Another key parameter for the carbon intensity of e-fuels, whether hydrogen or derived fuels, is the considered temporal resolution. When considering an annual or monthly average of the carbon intensity, the country satisfies or not the criteria of having an electricity carbon intensity low enough to produce low-carbon e-fuel over that period. But with a finer time resolution, at some moment of that period, the carbon intensity of electricity maybe low enough to be used, even if on average over the period is not, or the opposite. The risk of having a time step not fine enough is using electricity when the production is not sourced from low-carbon sources.
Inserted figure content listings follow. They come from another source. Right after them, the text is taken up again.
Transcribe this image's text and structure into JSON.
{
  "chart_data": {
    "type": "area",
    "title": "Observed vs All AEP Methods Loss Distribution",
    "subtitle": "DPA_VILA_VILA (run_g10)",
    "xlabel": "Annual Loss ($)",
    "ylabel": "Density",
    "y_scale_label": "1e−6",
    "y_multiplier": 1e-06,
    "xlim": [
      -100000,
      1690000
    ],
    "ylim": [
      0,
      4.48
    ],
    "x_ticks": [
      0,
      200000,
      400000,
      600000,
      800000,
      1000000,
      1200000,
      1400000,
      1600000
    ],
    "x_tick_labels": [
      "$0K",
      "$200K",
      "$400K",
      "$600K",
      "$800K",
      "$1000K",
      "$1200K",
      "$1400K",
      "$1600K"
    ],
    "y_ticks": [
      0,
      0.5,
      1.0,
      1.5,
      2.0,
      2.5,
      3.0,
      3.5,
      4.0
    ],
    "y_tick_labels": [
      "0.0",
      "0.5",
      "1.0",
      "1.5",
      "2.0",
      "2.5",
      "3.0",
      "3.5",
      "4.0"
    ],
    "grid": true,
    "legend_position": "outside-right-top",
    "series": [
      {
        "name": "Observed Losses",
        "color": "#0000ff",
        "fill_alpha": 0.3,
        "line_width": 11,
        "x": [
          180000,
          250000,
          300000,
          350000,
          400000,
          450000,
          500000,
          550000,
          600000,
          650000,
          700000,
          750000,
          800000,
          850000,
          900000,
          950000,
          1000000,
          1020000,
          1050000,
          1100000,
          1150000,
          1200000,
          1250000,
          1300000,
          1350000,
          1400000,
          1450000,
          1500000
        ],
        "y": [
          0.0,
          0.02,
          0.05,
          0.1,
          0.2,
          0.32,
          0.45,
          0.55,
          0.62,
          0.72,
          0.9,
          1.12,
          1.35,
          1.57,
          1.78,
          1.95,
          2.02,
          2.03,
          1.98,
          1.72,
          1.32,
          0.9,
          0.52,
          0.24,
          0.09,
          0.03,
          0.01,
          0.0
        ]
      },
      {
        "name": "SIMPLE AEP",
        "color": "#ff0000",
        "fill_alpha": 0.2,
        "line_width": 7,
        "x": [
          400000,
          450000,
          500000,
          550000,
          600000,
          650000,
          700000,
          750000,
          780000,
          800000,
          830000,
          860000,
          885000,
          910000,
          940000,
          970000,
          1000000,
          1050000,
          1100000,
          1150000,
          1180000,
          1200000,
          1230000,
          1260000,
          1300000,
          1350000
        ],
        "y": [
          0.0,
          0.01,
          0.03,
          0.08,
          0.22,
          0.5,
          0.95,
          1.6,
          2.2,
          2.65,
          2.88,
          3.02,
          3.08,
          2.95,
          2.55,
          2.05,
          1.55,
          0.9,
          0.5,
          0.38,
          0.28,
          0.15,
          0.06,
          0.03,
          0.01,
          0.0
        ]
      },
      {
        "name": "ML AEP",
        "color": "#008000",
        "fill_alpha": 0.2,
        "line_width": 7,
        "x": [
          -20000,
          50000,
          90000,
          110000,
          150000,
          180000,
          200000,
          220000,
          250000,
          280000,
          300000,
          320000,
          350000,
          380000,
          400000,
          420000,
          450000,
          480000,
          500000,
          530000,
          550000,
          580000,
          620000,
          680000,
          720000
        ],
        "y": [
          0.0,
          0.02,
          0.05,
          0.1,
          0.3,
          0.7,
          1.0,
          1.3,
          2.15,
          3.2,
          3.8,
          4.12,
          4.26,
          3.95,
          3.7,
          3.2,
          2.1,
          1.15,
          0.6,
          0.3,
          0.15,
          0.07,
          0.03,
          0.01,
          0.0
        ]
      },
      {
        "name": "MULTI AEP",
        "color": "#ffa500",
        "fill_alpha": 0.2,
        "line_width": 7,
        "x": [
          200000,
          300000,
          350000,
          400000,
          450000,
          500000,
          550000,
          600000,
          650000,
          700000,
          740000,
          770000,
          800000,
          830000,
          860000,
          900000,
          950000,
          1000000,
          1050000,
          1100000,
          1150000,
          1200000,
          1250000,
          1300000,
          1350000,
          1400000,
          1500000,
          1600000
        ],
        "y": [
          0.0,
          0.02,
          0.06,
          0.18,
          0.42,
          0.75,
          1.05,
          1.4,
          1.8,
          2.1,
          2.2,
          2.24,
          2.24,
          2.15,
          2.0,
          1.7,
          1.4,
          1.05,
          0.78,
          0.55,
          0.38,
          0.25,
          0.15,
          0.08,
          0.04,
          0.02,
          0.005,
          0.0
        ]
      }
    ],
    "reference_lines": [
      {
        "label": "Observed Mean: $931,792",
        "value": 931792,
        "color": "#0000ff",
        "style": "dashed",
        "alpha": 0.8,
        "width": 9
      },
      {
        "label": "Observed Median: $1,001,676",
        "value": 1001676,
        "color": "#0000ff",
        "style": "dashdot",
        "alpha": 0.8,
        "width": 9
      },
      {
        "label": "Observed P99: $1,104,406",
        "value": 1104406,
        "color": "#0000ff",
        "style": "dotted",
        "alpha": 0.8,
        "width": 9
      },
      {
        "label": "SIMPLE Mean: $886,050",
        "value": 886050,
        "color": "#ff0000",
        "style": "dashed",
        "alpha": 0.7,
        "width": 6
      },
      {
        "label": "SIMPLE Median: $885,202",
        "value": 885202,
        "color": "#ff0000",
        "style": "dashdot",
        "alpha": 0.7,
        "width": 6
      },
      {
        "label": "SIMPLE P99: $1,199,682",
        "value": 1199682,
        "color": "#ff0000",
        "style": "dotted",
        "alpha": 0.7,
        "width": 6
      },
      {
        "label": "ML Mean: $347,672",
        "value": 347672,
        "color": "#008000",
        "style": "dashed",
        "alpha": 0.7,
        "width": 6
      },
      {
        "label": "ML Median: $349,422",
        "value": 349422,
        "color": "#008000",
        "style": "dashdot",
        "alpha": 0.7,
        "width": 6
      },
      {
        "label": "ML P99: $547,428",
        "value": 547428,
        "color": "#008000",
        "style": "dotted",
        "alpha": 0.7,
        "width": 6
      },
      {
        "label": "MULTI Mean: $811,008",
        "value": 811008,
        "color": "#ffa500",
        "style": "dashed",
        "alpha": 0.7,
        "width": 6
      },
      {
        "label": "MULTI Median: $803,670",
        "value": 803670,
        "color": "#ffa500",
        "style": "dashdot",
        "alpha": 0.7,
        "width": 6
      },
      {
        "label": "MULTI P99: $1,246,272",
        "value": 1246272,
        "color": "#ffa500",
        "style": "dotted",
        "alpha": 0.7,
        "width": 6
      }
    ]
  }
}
Regarding the limits of this study, it is important to mention that a word with massive electrolytic hydrogen production would require a massive amount of electricity and would involve major changes to the electricity mix to produce the expected low-carbon e-fuels. It would then become necessary to apply the proposed methods on prospective scenarios. This represents an interesting perspective, but that would require prospective production and exchange time series between the considered territories, data the authors never found published in the scientific literature. Finally, the developed python tool, EcoDynElec_xr is released under an open-source license to ensure transparency, results reproducibility, reuse on data more recent than 2023 when they will be available, or reuse in other applications where a fine and dynamic assessment of electricity impact is needed. The contents are the sole responsibility of the authors and can under no circumstances be regarded as reflecting the position of the European Commission. This research received no external funding. The authors declare no conflicts of interest.